Auf der FP-Seite sitzen bewusst einige am Tisch, die schon Regierungserfahrung haben – das soll vornehmlich auf den Verhandlungspartner wirken. Johann Tschürtzetwa, Landesrat im Burgenland, oder Günther Steinkellner, sein Amtskollege in Oberösterreich. Daneben Andreas Rabl, Bürgermeister von Wels, und Mario Eustacchio, Stadtrat in Graz und VP-Koalitionspartner. Er hat auch seinen Bruder Claudio Eustacchio im Schlepptau, von Beruf Kunstlehrer – er ist einer der wenigen Verhandler, die kein offizielles Amt haben. Auffällig hoch ist auch die Zahl an Burschenschaftern im Team: Harald Stefan (Leiter Staat & Gesellschaft) ist ebenso Mitglied der Wiener Olympia wie Norbert Nemeth, dazu Anneliese Kitzmüller, Norbert Hofer, Christian Höbart, Wendelin Mölzer und einige andere Korporierte.

"Mehr Fassade"

Wie viel Mitsprache die Unterhändler tatsächlich haben, ist allerdings eine ganz andere Frage. Für Politikwissenschaftler Anton Pelinka ist ihr Einfluss gering, sie seien "Fassade" und nicht "sehr ernst zu nehmen". Dass die Zahl mit 140 Teilnehmern so hoch ausfällt wie noch nie – 2013 gab es 26 Teilnehmer plus Berater, in Deutschland sondieren derzeit etwa 50 Personen – diene auch eher der "innerparteilichen Legitimation", sagt er: In vielen Punkten seien VP und FP einander ohnehin sehr nahe.

Unter den Teilnehmern hat man einen ähnlichen Eindruck. Während die Parteichefs am Freitag von "intensiven Gesprächen" in den Untergruppen erzählten, sprechen jene, die dabei waren, von "Beschnuppern" und "Überschriften festlegen"; einige konnten ohnehin nicht dabei sein, weil sie anderes zu tun hatten. Da, wo es heikel sei, würden ohnehin die Chefs entscheiden, heißt es. Im Justizbereich etwa hat man sich in der Frage des Sicherheitsgesetzes – Stichwort Bundestrojaner – schon gut angenähert.
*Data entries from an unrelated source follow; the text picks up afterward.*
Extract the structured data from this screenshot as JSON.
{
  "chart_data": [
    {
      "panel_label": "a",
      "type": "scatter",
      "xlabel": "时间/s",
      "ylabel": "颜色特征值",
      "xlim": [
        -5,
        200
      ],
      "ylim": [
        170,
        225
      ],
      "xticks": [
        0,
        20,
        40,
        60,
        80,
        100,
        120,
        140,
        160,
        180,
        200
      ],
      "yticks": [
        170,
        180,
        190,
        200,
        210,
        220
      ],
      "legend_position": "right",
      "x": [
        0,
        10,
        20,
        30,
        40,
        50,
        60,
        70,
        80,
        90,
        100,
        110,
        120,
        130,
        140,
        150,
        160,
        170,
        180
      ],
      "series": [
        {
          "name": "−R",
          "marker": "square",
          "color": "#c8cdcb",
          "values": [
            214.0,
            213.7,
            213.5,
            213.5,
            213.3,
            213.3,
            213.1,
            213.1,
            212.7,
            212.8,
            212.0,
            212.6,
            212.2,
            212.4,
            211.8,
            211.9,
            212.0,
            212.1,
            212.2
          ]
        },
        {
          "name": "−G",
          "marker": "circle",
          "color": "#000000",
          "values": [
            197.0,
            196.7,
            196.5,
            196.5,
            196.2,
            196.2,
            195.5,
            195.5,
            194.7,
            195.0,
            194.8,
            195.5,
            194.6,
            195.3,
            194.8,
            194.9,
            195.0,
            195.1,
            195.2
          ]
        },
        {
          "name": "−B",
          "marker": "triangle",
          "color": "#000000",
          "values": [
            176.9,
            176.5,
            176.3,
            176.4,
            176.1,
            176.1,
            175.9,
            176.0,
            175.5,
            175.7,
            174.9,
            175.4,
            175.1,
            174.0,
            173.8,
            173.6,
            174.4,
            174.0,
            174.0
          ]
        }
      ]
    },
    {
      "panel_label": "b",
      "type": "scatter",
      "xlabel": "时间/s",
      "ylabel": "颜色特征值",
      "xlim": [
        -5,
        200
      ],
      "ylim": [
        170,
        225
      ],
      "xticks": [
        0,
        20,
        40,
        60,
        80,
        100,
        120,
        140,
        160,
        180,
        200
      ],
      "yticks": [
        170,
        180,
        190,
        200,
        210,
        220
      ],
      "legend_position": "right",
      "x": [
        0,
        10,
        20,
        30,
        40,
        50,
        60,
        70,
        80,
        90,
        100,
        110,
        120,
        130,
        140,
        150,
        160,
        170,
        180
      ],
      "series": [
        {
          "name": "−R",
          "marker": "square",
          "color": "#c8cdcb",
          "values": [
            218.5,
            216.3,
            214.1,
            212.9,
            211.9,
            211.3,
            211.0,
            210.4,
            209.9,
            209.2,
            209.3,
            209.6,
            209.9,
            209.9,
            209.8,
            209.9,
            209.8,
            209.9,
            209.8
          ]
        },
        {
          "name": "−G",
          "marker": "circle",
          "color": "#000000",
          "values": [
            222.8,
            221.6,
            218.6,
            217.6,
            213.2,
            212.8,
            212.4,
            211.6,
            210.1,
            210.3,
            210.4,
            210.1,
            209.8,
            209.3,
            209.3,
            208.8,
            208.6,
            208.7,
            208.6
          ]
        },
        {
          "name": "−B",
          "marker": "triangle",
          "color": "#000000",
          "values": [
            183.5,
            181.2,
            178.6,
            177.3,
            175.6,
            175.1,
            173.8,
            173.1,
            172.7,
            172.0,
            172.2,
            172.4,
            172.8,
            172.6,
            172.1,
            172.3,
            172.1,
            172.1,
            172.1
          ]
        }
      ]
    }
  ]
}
Problematischer dürfte es darum erst nach der Einigung werden, sagt Pelinka – dann, wenn die VP-Teilorganisationen mehr Mitsprache fordern, was nach der Angelobung sicherlich der Fall sein werde. Leises Grummeln kommt schon jetzt: Am Freitag ärgerte sich der Tiroler AK-Chef Erwin Zangerl, ein bekannter VP-Querdenker, über das Diktat einer "kleinen Gruppe". Schwierig könnte es auch werden, wenn die FPÖ sich nicht gleichrangig behandelt fühlt, wie Ex-VP–Landeshauptmann Josef Pühringer im KURIER-Gespräch sagt; er war seit 1995 bei allen Regierungsverhandlungen dabei. "Mit Tricksen geht nichts", so Pühringer. "Man muss immer auf Augenhöhe bleiben."